My Misspent Youth
I just had a lot of fun with My Misspent Youth by Meghan Daum. It’s a collection of essays collected over a few years by Daum, many of which were published in periodicals. I always love the voice of a youthful writer; as Daum spins her assured, beautiful prose the words feel as though they could just as easily be about me. The first story, “On the Fringes of the Physical World,” held that magic as Daum described an online relationship nurtured by curiosity and killed by reality.
The essay from which the book is titled is a coming of age story but the coming of age that makes sense today: graduating from college, real work, graduate school, debt and finally Nebraska. That's right, Nebraska. A cheap, unpretentious, boring, and safe place to lick wounds and pay off debts.
Daum’s strength is her honesty. This often elicits some contradictions from piece to piece; in “My Misspent Youth” she owns up to an unhealthy fascination in an untenable New York lifestyle but a while later in “Carpet is Mungers” she displays an elitist tone towards home carpeting:
“Carpet is the road you congratulate yourself for never having taken. Carpet is the woman in the supermarket whom you are glad not to be. Carpet is the house who bought the oddly named and aggressively bland-tasting Savannahs when you sold Girl Scout cookies. Carpet is the job you held immediately after graduation, before you realized that a career in marketing posed a severe threat to your emotional health ... It's the efficiency apartment you'll be forced to move into if the business fails, the marriage collapses, the checks stop coming in.”

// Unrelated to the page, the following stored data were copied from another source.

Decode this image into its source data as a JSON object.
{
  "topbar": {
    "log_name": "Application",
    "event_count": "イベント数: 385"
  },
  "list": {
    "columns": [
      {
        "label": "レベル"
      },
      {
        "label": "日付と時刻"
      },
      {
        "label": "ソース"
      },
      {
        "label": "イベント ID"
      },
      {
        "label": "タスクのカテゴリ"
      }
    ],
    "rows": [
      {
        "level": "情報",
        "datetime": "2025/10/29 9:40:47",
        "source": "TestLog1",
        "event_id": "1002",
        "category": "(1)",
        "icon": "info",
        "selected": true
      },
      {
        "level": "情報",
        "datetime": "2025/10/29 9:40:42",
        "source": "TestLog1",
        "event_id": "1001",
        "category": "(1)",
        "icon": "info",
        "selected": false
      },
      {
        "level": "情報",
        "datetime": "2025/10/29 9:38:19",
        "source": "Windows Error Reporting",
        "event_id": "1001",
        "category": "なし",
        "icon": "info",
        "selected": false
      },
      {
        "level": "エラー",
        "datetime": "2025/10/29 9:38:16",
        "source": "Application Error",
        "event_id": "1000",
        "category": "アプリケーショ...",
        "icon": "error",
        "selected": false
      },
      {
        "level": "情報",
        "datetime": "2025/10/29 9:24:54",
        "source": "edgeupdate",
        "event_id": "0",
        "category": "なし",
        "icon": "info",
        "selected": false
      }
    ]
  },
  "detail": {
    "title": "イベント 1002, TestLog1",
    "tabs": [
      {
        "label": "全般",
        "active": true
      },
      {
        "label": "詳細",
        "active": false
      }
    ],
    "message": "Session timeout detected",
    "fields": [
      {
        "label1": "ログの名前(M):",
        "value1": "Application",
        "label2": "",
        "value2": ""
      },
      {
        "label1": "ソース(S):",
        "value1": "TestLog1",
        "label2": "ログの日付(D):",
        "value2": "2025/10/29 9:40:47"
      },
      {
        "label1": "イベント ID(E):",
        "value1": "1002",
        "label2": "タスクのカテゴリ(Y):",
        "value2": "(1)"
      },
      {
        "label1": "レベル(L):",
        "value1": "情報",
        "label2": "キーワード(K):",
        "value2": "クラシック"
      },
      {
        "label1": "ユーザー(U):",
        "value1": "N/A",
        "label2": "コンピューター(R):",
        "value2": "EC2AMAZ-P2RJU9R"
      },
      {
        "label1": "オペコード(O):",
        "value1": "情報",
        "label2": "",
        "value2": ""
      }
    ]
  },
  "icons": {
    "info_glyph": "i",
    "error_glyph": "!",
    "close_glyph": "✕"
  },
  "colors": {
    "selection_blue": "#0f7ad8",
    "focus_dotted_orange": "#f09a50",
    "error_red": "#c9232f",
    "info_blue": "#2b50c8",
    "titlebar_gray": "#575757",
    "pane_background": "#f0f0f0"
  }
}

I found myself wincing the further I went, realizing that in many ways Daum would be difficult to like as a person. Her high brow attitude (I hate carpet, I like Jewish intellectuals, I’m an effortlessly good musician) is trying the further you get into the book. But I found in myself a strange response to her confessions; her honesty opened me up. For example, I have my own peculiar aversions in home arrangement. Seeing a John Grisham1 novel on a bookshelf or John Tesh CD causes the same sort of reaction in me that a carpeted dwelling would produce for Daum. We all have these particulars, don’t we?
"But I'm capable of being extremely shallow, far more superficial than I'm often given credit for."
Sometimes a person can be too consistent. When this is the case the air is full of pretense and lack of authenticity. Getting to know a person well is seeing contradictions. It’s the person being unafraid to show you who they are completely: depths and shallows. This is where Daum succeeds. Even though I suspect it was padded, what I liked most was getting to know her.
You can read a professional review on Salon.
1K called me on this; I actually have not read a Grisham book. But the Salon Reader's Guide confirmed every suspicion I had.